To prevent a thundering-herd when many resources miss the cache simultaneously, an in-flight deduplication mechanism ensures only one goroutine issues the GET /{collection} request — all others wait on that result.
Changes
MSGraphClient gains a cachedList method (cache + in-flight dedup), ReadFromList (single fetch, find by ID), and ReadFromListWithWait (polls until item appears, used after Create).
All write operations (Create, Update, Delete, Action) invalidate the relevant cache entry immediately after success so the next read always sees fresh data.

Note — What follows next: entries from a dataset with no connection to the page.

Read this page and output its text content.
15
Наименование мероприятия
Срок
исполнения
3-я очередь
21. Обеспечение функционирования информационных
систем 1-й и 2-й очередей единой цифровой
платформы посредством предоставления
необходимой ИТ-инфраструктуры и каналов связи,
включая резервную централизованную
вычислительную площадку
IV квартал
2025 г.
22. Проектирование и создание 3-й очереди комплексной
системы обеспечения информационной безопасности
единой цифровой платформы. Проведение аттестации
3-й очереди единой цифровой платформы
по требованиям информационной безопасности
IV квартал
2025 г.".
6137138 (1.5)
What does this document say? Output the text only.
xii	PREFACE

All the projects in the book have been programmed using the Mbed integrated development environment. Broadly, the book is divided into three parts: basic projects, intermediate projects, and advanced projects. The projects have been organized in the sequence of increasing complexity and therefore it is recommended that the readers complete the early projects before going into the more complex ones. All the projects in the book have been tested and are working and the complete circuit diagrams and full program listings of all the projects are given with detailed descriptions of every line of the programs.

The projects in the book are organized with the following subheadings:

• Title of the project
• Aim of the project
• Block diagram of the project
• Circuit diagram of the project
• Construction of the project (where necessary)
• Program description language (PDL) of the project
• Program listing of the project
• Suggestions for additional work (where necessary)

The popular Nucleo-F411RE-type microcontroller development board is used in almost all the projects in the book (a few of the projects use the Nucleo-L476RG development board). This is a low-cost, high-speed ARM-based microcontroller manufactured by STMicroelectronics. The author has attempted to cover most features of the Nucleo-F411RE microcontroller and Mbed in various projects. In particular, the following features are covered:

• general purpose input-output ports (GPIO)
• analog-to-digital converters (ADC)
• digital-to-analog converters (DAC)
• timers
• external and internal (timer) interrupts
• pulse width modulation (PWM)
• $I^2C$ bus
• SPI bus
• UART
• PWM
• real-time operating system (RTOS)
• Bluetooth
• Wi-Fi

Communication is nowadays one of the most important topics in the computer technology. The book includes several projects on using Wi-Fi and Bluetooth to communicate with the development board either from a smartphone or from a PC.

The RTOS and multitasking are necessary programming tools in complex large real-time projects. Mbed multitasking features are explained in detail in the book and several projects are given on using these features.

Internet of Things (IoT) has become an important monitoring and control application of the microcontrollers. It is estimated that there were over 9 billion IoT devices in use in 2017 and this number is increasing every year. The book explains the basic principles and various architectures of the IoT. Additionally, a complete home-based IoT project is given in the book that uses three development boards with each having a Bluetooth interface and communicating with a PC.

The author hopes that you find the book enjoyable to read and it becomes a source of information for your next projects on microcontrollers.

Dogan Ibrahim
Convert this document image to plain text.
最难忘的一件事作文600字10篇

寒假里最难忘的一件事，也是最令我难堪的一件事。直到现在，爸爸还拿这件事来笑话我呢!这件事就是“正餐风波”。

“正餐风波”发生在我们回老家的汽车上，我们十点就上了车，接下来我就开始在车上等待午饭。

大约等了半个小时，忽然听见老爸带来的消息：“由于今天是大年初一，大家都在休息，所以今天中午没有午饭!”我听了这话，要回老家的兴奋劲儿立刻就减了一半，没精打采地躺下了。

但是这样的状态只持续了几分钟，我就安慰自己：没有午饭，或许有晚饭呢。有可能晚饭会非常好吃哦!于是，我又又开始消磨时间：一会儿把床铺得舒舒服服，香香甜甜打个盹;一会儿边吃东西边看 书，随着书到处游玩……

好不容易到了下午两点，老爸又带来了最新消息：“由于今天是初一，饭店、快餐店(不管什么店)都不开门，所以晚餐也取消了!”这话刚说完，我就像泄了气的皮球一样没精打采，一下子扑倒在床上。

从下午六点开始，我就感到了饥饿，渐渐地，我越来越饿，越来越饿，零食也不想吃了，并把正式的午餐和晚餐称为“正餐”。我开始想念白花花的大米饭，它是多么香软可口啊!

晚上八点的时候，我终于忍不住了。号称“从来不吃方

Create uses ReadFromListWithWait to confirm visibility without per-resource polling loops.
Update uses a plain ReadFromList for the final state read — no polling needed since the item already exists.
Read uses ReadFromList instead of a direct [GET /resource/{id}]
Delete no longer calls WaitForDeletion — a successful 204 No Content response is sufficient.
Update no longer calls WaitForUpdate — the cache invalidation + single collection fetch is enough.
Testing
Validated with a real tenant apply of 700+ resources. API call volume dropped significantly. Deployments with that amount of resources haven't been possible before.
Remarks
This approach significantly reduces Graph API calls in large deployments. I'm happy to adapt the implementation if maintainers prefer a different caching strategy.